Women Witnesses

A story is told about an old man resting under a huge oak tree with his young grandson.  The grandfather picks up an acorn and hands it to the boy, telling him that the massive tree was once that very size.  The boy, looking up at the tree and down at the acorn, then asks: “Gosh, grandpa, how did God get that giant tree into this little package?”  Stories like this remind us about the importance of growth, evolution, and transition.

In the Gospel, we learn that Mary Magdalene transitioned from demoniac to disciple, and then as Apostle to the Apostles, as she is now known.  When she went to Jesus’ tomb to anoint His body she found it empty and so she quickly ran to the disciples to share the news and bring two men back to the site.  In that culture at that time, a woman’s word was not considered reliable; in order for an event to be valid, it needed two male eyewitnesses.  Among the very notable differences between the early Christian community and the Jewish culture from which it emerged is the elevated status given to women among the followers of Christ, in large part due to her.

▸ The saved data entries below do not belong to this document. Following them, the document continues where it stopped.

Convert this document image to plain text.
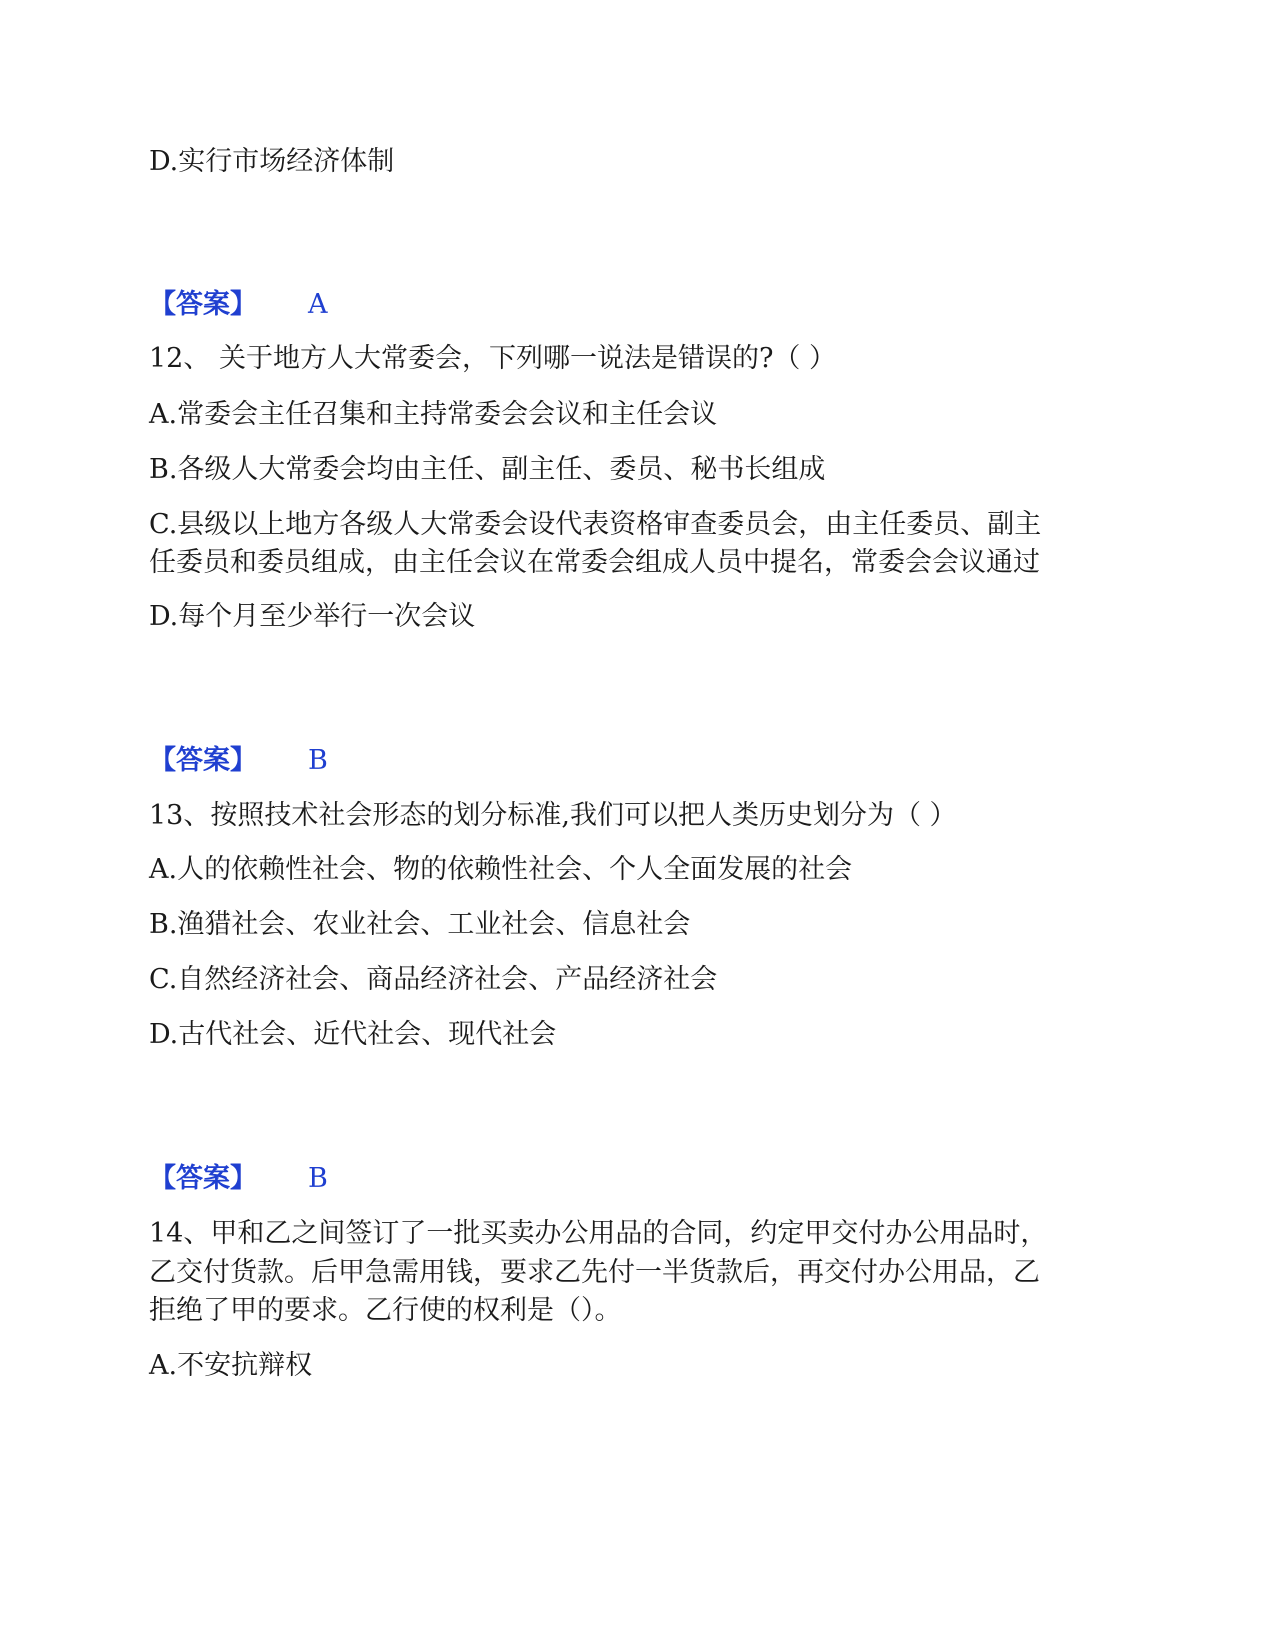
D.实行市场经济体制
【答案】 A
12、 关于地方人大常委会，下列哪一说法是错误的?（ ）
A.常委会主任召集和主持常委会会议和主任会议
B.各级人大常委会均由主任、副主任、委员、秘书长组成
C.县级以上地方各级人大常委会设代表资格审查委员会，由主任委员、副主
任委员和委员组成，由主任会议在常委会组成人员中提名，常委会会议通过
D.每个月至少举行一次会议
【答案】 B
13、按照技术社会形态的划分标准,我们可以把人类历史划分为（ ）
A.人的依赖性社会、物的依赖性社会、个人全面发展的社会
B.渔猎社会、农业社会、工业社会、信息社会
C.自然经济社会、商品经济社会、产品经济社会
D.古代社会、近代社会、现代社会
【答案】 B
14、甲和乙之间签订了一批买卖办公用品的合同，约定甲交付办公用品时，
乙交付货款。后甲急需用钱，要求乙先付一半货款后，再交付办公用品，乙
拒绝了甲的要求。乙行使的权利是（）。
A.不安抗辩权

Of course, many argue that it wasn’t elevated enough.  For centuries, great philosophers and theologians from Aristotle to Augustine to Aquinas commented on this matter revealing to us how culture and church have grown, evolved, and transitioned.  Though they are among the most brilliant of men, they were also products of their time.  Aristotle, like his contemporaries, believed that the nature of men was superior to that of women.  Augustine taught that souls were infused into male embryos fifty days before female fetuses got ensouled.  Aquinas held that women are misbegotten men.  They each believed that women are subject to men because of their inferiority.  There are 7-800 years between each of them and about the same time-frame from the last of them till now.  We’re still evolving.

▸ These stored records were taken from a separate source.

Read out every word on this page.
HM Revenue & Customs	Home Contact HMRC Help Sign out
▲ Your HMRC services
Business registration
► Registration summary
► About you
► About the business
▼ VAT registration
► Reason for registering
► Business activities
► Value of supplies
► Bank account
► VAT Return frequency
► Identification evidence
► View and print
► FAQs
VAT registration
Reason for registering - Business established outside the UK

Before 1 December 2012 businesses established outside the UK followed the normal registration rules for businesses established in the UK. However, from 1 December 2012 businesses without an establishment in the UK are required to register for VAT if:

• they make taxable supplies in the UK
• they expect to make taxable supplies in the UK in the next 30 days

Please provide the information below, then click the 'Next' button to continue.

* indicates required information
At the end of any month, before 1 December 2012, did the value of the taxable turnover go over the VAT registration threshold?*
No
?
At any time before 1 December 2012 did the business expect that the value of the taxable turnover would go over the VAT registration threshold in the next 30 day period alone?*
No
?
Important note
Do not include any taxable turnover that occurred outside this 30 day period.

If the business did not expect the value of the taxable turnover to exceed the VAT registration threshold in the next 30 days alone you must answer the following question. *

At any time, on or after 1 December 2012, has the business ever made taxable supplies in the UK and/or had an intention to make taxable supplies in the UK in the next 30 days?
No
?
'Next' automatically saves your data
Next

People of this generation can understand the history of perceived inferiority but cannot grasp that the errors of history should have any relevance whatsoever today.  It is a history that believed women’s brains were smaller than those of men (but one of our kindergarten girls recently told me, “Everybody knows now that girls’ brains are way bigger than boys’”).  It is a history in which women were property of men, even slaves to them.  Some cringe at wedding ceremonies in which fathers give away their daughters to husbands; though no longer considered an exchange of property, the ritual has evolved to signify entrustment from one family—the past—to a future family.  It is also a history that, only 100 years ago, did not permit women in our country to vote because of their inferior status.

Because we understand human ignorance, we view the errors as part of the maturation process, not as references for how things ought to be.  Many Catholics note that our society grows, evolves, and transitions faster than our church.  Pushed by scandals of hierarchical mismanagement, many church leaders, including Pope Francis, urge the ecclesial structures to transition by welcoming more women to the tables of governance that shepherd us.  Some, also, are concerned about the tables of sacrament that spiritually nurture us.

We don’t stand in awe of an acorn when we behold the mighty oak that it has become.  Similarly, we acknowledge what the status of women once was in our world but we don’t celebrate it—we celebrate that growth, evolution, and transition change it.  As Mary Magdalene helped the early Christian community elevate the status of women by her role as first witness to Jesus’ resurrection and the one who brought the men to the Risen Lord, so might the successors of the Apostles call upon her guidance to bring us to Him again.  Since she is the one who Christ chose to reveal His own resurrection-transition, they—and all of us—would benefit from her witness, and the great witness of other women in the church.  In this Easter season of new life, perhaps her intercession can help us grow, evolve, and transition much like an acorn becomes an oak.